Imagine putting in the years of study to get a PhD, working 22 years for an institution, and then being fired and having one’s work destroyed. Rancourt had amassed an important collection of scientific samples that the university, in apparent vindictiveness, destroyed. Worse, the career of the tenured, full professor with a bevy of publications in peer review journals was seemingly at an end.
However, in the end, there has been some solace for Rancourt, now a researcher for the Ontario Civil Liberties Association, who said,
I’m happy to report that all the matters in dispute between the University of Ottawa and me have been amicably resolved, through voluntary mediation that occurred on January 16, 2019, with the help of expert mediator William Kaplan.
The general public won’t know exactly what the settlement is as the terms of the agreement are confidential. Nonetheless, Rancourt said he is happy about the settlement.
He thanked his union, the Association of Professors of the University of Ottawa (APUO), the many students, friends and others who offered their support to him over the years.
Academic freedom is important. In the 17th century, Italian polymath Galileo Galilei was forced by a Roman Catholic Inquisition to renounce heliocentrism and support the Ptolemaic conception of the Earth as being at the center of the universe. It wasn’t until the 20th century that the Vatican came clean and admitted Galileo was correct.
Unfortunately, censorship is not confined to the past. Case in point was an article by Rancourt that was published at ResearchGate. Later it was removed (The article is available here). ResearchGate called the article, to this writer’s puzzlement, “non-scientific” and complained about the “controversial subject matter.” In essence, it seems that the managing directors of ResearchGate are indeed acting as research gatekeepers.

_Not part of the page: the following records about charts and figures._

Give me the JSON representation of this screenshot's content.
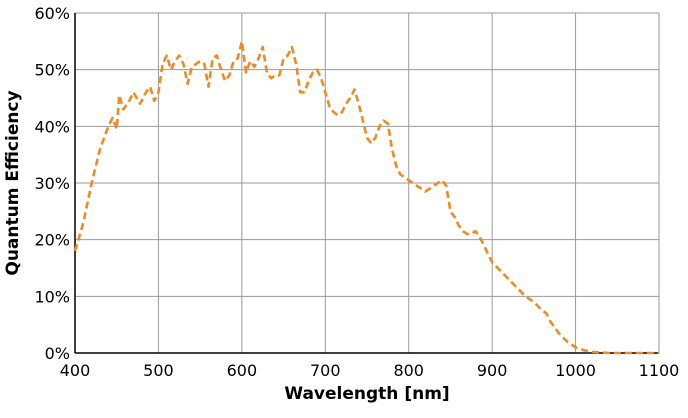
{
  "chart_data": {
    "type": "line",
    "title": "",
    "xlabel": "Wavelength [nm]",
    "ylabel": "Quantum Efficiency",
    "xlim": [
      400,
      1100
    ],
    "ylim": [
      0,
      60
    ],
    "xticks": [
      400,
      500,
      600,
      700,
      800,
      900,
      1000,
      1100
    ],
    "xtick_labels": [
      "400",
      "500",
      "600",
      "700",
      "800",
      "900",
      "1000",
      "1100"
    ],
    "yticks": [
      0,
      10,
      20,
      30,
      40,
      50,
      60
    ],
    "ytick_labels": [
      "0%",
      "10%",
      "20%",
      "30%",
      "40%",
      "50%",
      "60%"
    ],
    "grid": true,
    "legend": "none",
    "line_style": "dashed",
    "colors": {
      "series": "#f08a24",
      "grid": "#9a9a9a",
      "axis": "#000000"
    },
    "series": [
      {
        "x": [
          400,
          410,
          420,
          430,
          440,
          445,
          450,
          453,
          458,
          465,
          470,
          478,
          485,
          490,
          495,
          500,
          505,
          510,
          515,
          520,
          525,
          530,
          535,
          540,
          545,
          550,
          555,
          560,
          565,
          570,
          575,
          580,
          585,
          590,
          595,
          600,
          605,
          610,
          615,
          620,
          625,
          630,
          635,
          640,
          645,
          650,
          655,
          660,
          665,
          670,
          675,
          680,
          685,
          690,
          695,
          700,
          705,
          710,
          715,
          720,
          725,
          730,
          735,
          740,
          745,
          750,
          755,
          760,
          765,
          770,
          775,
          780,
          785,
          790,
          795,
          800,
          805,
          810,
          815,
          820,
          825,
          830,
          835,
          840,
          845,
          850,
          855,
          860,
          865,
          870,
          875,
          880,
          885,
          890,
          900,
          910,
          920,
          930,
          940,
          950,
          960,
          965,
          970,
          980,
          990,
          1000,
          1010,
          1020,
          1030,
          1040,
          1050,
          1060,
          1070,
          1080,
          1090,
          1100
        ],
        "values": [
          18,
          23,
          30,
          36,
          40,
          41.5,
          39.5,
          45.5,
          43,
          44.5,
          46,
          44,
          46,
          47,
          44.5,
          46,
          51,
          52.5,
          50,
          51.5,
          52.5,
          51,
          47.5,
          50.5,
          51,
          51.5,
          51,
          47,
          52,
          52.5,
          50,
          48,
          49,
          51.5,
          52,
          55,
          49.5,
          51.5,
          50.5,
          52,
          54,
          49.5,
          48.5,
          49,
          49,
          52,
          52.5,
          54,
          51,
          46,
          46,
          48,
          49.5,
          50,
          48.5,
          46,
          43.5,
          42.5,
          42,
          42.5,
          44,
          45,
          46.5,
          44,
          41,
          38,
          37,
          38,
          40,
          41,
          40.5,
          36,
          33,
          31.5,
          31,
          30.5,
          30,
          29.5,
          29,
          28.5,
          29,
          29.5,
          30,
          30.5,
          29.5,
          25,
          24,
          22.5,
          21.5,
          21,
          21,
          21.5,
          20.5,
          19,
          16,
          14.5,
          13,
          11.5,
          10,
          9,
          7.5,
          7,
          5.5,
          3.5,
          2,
          1,
          0.5,
          0.2,
          0.1,
          0,
          0,
          0,
          0,
          0,
          0,
          0
        ]
      }
    ]
  }
}
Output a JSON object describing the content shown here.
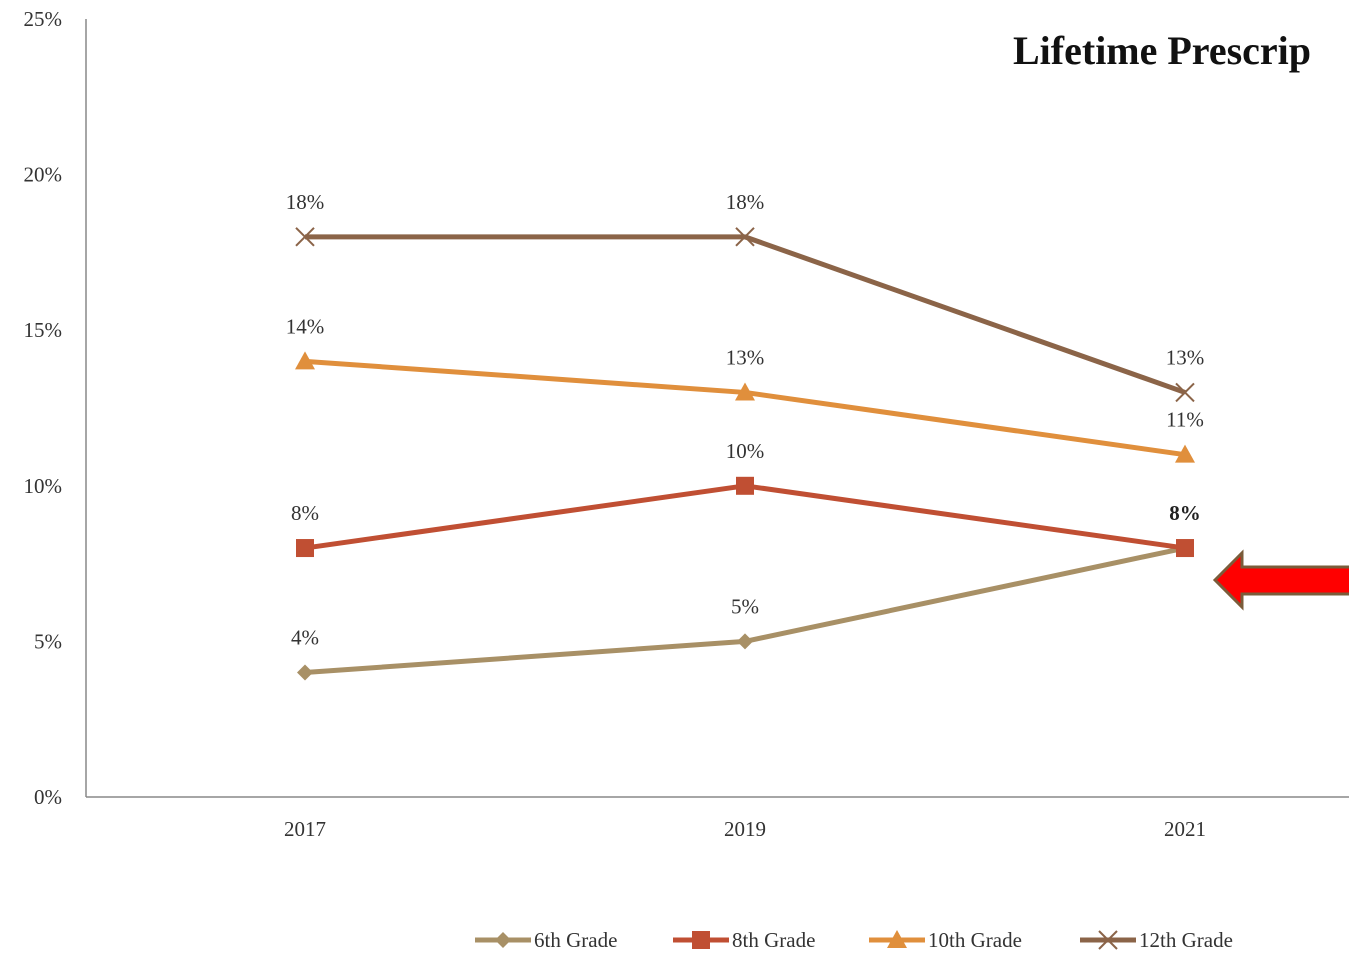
{
  "chart_data": {
    "type": "line",
    "title": "Lifetime Prescrip",
    "categories": [
      "2017",
      "2019",
      "2021"
    ],
    "ylim": [
      0,
      25
    ],
    "y_ticks": [
      0,
      5,
      10,
      15,
      20,
      25
    ],
    "y_tick_format": "%",
    "grid": false,
    "legend_position": "bottom",
    "series": [
      {
        "name": "6th Grade",
        "values": [
          4,
          5,
          8
        ],
        "labels": [
          "4%",
          "5%",
          ""
        ],
        "color": "#a89066",
        "marker": "diamond"
      },
      {
        "name": "8th Grade",
        "values": [
          8,
          10,
          8
        ],
        "labels": [
          "8%",
          "10%",
          "8%"
        ],
        "color": "#c04f33",
        "marker": "square"
      },
      {
        "name": "10th Grade",
        "values": [
          14,
          13,
          11
        ],
        "labels": [
          "14%",
          "13%",
          "11%"
        ],
        "color": "#e08f3c",
        "marker": "triangle"
      },
      {
        "name": "12th Grade",
        "values": [
          18,
          18,
          13
        ],
        "labels": [
          "18%",
          "18%",
          "13%"
        ],
        "color": "#8b6448",
        "marker": "x"
      }
    ],
    "annotation": {
      "type": "arrow",
      "direction": "left",
      "color": "#ff0000",
      "points_to": "2021 8%"
    }
  }
}
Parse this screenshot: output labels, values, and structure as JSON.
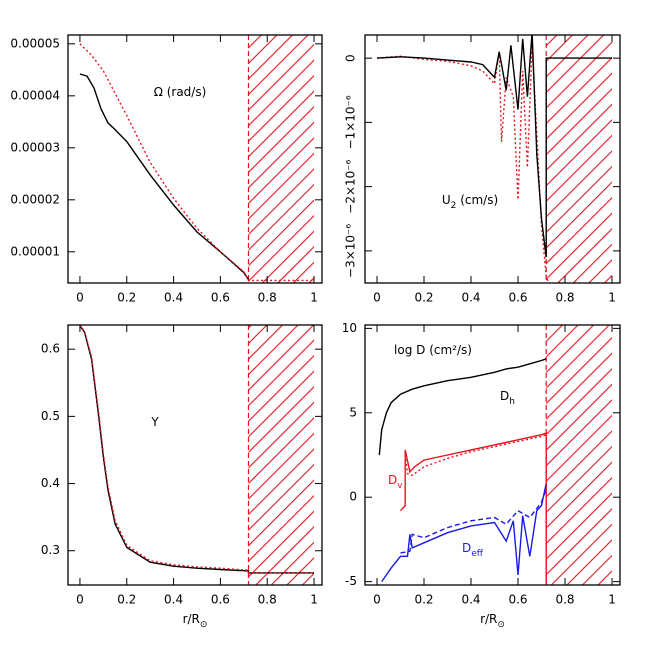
{
  "chart_data": [
    {
      "type": "line",
      "title": [
        {
          "text": "Ω (rad/s)"
        }
      ],
      "xlim": [
        -0.051,
        1.034
      ],
      "xticks": [
        0,
        0.2,
        0.4,
        0.6,
        0.8,
        1
      ],
      "ylim": [
        4e-06,
        5.17e-05
      ],
      "yticks": [
        1e-05,
        2e-05,
        3e-05,
        4e-05,
        5e-05
      ],
      "hatch": [
        0.72,
        1
      ],
      "series": [
        {
          "color": "#000000",
          "dash": "solid",
          "x": [
            0,
            0.03,
            0.06,
            0.09,
            0.12,
            0.15,
            0.2,
            0.3,
            0.4,
            0.5,
            0.6,
            0.7,
            0.72
          ],
          "values": [
            4.42e-05,
            4.38e-05,
            4.15e-05,
            3.75e-05,
            3.48e-05,
            3.35e-05,
            3.12e-05,
            2.48e-05,
            1.9e-05,
            1.38e-05,
            1e-05,
            6e-06,
            4.7e-06
          ]
        },
        {
          "color": "#e8141e",
          "dash": "dotted",
          "x": [
            0,
            0.05,
            0.1,
            0.15,
            0.2,
            0.3,
            0.4,
            0.5,
            0.6,
            0.7,
            0.72,
            1
          ],
          "values": [
            5e-05,
            4.78e-05,
            4.48e-05,
            4.05e-05,
            3.62e-05,
            2.72e-05,
            2.03e-05,
            1.45e-05,
            1e-05,
            6.2e-06,
            4.5e-06,
            4.5e-06
          ]
        }
      ]
    },
    {
      "type": "line",
      "title": [
        {
          "text": "U"
        },
        {
          "text": "2",
          "sub": true
        },
        {
          "text": " (cm/s)"
        }
      ],
      "xlim": [
        -0.051,
        1.034
      ],
      "xticks": [
        0,
        0.2,
        0.4,
        0.6,
        0.8,
        1
      ],
      "ylim": [
        -3.5e-06,
        3.6e-07
      ],
      "yticks": [
        {
          "value": -3e-06,
          "label": "−3×10⁻⁶"
        },
        {
          "value": -2e-06,
          "label": "−2×10⁻⁶"
        },
        {
          "value": -1e-06,
          "label": "−1×10⁻⁶"
        },
        0
      ],
      "ytick_rotate": true,
      "hatch": [
        0.72,
        1
      ],
      "series": [
        {
          "color": "#e8141e",
          "dash": "dotted",
          "x": [
            0,
            0.1,
            0.2,
            0.3,
            0.4,
            0.45,
            0.5,
            0.52,
            0.53,
            0.55,
            0.58,
            0.6,
            0.62,
            0.64,
            0.66,
            0.68,
            0.7,
            0.72,
            0.73
          ],
          "values": [
            0,
            3e-08,
            -2e-08,
            -5e-08,
            -1.2e-07,
            -2e-07,
            -4e-07,
            1e-07,
            -1.3e-06,
            -3e-07,
            -6e-07,
            -2.2e-06,
            -2e-07,
            -1.7e-06,
            2e-07,
            -1.2e-06,
            -2.6e-06,
            -3.4e-06,
            -3.5e-06
          ]
        },
        {
          "color": "#000000",
          "dash": "solid",
          "x": [
            0,
            0.1,
            0.2,
            0.3,
            0.4,
            0.45,
            0.5,
            0.52,
            0.55,
            0.57,
            0.6,
            0.62,
            0.64,
            0.66,
            0.68,
            0.7,
            0.72,
            0.72,
            1
          ],
          "values": [
            0,
            2e-08,
            0,
            -3e-08,
            -6e-08,
            -1e-07,
            -3e-07,
            1e-07,
            -5e-07,
            2e-07,
            -8e-07,
            3e-07,
            -6e-07,
            4e-07,
            -1.5e-06,
            -2.5e-06,
            -3.1e-06,
            0,
            0
          ]
        }
      ]
    },
    {
      "type": "line",
      "title": [
        {
          "text": "Y"
        }
      ],
      "xlabel": [
        {
          "text": "r/R"
        },
        {
          "text": "⊙",
          "sub": true
        }
      ],
      "xlim": [
        -0.051,
        1.034
      ],
      "xticks": [
        0,
        0.2,
        0.4,
        0.6,
        0.8,
        1
      ],
      "ylim": [
        0.249,
        0.636
      ],
      "yticks": [
        0.3,
        0.4,
        0.5,
        0.6
      ],
      "hatch": [
        0.72,
        1
      ],
      "series": [
        {
          "color": "#000000",
          "dash": "solid",
          "x": [
            0,
            0.02,
            0.05,
            0.08,
            0.1,
            0.12,
            0.15,
            0.2,
            0.3,
            0.4,
            0.5,
            0.6,
            0.72,
            0.72,
            1
          ],
          "values": [
            0.635,
            0.625,
            0.585,
            0.5,
            0.44,
            0.39,
            0.34,
            0.305,
            0.283,
            0.277,
            0.274,
            0.272,
            0.27,
            0.267,
            0.267
          ]
        },
        {
          "color": "#e8141e",
          "dash": "dotted",
          "x": [
            0,
            0.02,
            0.05,
            0.08,
            0.1,
            0.12,
            0.15,
            0.2,
            0.3,
            0.4,
            0.5,
            0.6,
            0.72,
            0.72,
            1
          ],
          "values": [
            0.636,
            0.626,
            0.588,
            0.505,
            0.445,
            0.395,
            0.345,
            0.308,
            0.285,
            0.279,
            0.276,
            0.274,
            0.271,
            0.267,
            0.267
          ]
        }
      ]
    },
    {
      "type": "line",
      "title": [
        {
          "text": "log D (cm²/s)"
        }
      ],
      "xlabel": [
        {
          "text": "r/R"
        },
        {
          "text": "⊙",
          "sub": true
        }
      ],
      "xlim": [
        -0.051,
        1.034
      ],
      "xticks": [
        0,
        0.2,
        0.4,
        0.6,
        0.8,
        1
      ],
      "ylim": [
        -5.2,
        10.2
      ],
      "yticks": [
        -5,
        0,
        5,
        10
      ],
      "hatch": [
        0.72,
        1
      ],
      "annotations": [
        {
          "text": "D",
          "sub": "h",
          "color": "#000000"
        },
        {
          "text": "D",
          "sub": "v",
          "color": "#e8141e"
        },
        {
          "text": "D",
          "sub": "eff",
          "color": "#1a1ae6"
        }
      ],
      "series": [
        {
          "color": "#000000",
          "dash": "solid",
          "x": [
            0.01,
            0.02,
            0.04,
            0.06,
            0.1,
            0.15,
            0.2,
            0.3,
            0.4,
            0.5,
            0.55,
            0.6,
            0.65,
            0.7,
            0.72
          ],
          "values": [
            2.5,
            4,
            5,
            5.6,
            6.1,
            6.4,
            6.6,
            6.9,
            7.1,
            7.4,
            7.6,
            7.7,
            7.9,
            8.1,
            8.2
          ]
        },
        {
          "color": "#e8141e",
          "dash": "dotted",
          "x": [
            0.12,
            0.13,
            0.15,
            0.2,
            0.3,
            0.4,
            0.5,
            0.6,
            0.7,
            0.72
          ],
          "values": [
            2.5,
            1.4,
            1.3,
            1.8,
            2.3,
            2.7,
            3,
            3.3,
            3.6,
            3.7
          ]
        },
        {
          "color": "#e8141e",
          "dash": "solid",
          "x": [
            0.1,
            0.12,
            0.12,
            0.14,
            0.16,
            0.2,
            0.3,
            0.4,
            0.5,
            0.6,
            0.7,
            0.72,
            0.72
          ],
          "values": [
            -0.8,
            -0.5,
            2.8,
            1.5,
            1.8,
            2.2,
            2.5,
            2.8,
            3.1,
            3.4,
            3.7,
            3.8,
            -5.2
          ]
        },
        {
          "color": "#1a1ae6",
          "dash": "dashed",
          "x": [
            0.1,
            0.14,
            0.15,
            0.2,
            0.3,
            0.4,
            0.5,
            0.55,
            0.6,
            0.65,
            0.7,
            0.72
          ],
          "values": [
            -3.3,
            -3.2,
            -2.2,
            -2.4,
            -1.8,
            -1.4,
            -1.2,
            -1.6,
            -0.8,
            -1.2,
            -0.3,
            0.5
          ]
        },
        {
          "color": "#1a1ae6",
          "dash": "solid",
          "x": [
            0.02,
            0.06,
            0.1,
            0.13,
            0.14,
            0.15,
            0.2,
            0.3,
            0.4,
            0.5,
            0.55,
            0.58,
            0.6,
            0.62,
            0.65,
            0.68,
            0.7,
            0.72
          ],
          "values": [
            -5,
            -4.2,
            -3.5,
            -3.5,
            -2.2,
            -3,
            -2.7,
            -2.1,
            -1.7,
            -1.5,
            -2.6,
            -1.4,
            -4.6,
            -1.1,
            -3.5,
            -0.8,
            -0.5,
            0.8
          ]
        }
      ]
    }
  ]
}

So, I can’t help but wonder why a more concerted agitation had not manifested itself early on against the U of O. If the faculty and students truly cherished academic freedom, why had they not demonstrated an activist solidarity with Rancourt?
Solidarity has power, but only if it is used.
In recent weeks, the massive outcry against the hellacious police murder of George Floyd has caused the state apparatchiks and their bosses to fret. What will the outcome of demonstrations be? Only time will tell.
Alone, we — the working class — are all rather easy targets within the system. In togetherness we have strength; we have the strength to protect each other. More importantly, we have the strength to bring about changes in the system, and when the solidarity is sustained a revolution can cause a system to topple and raise a new, people-centered system in its place.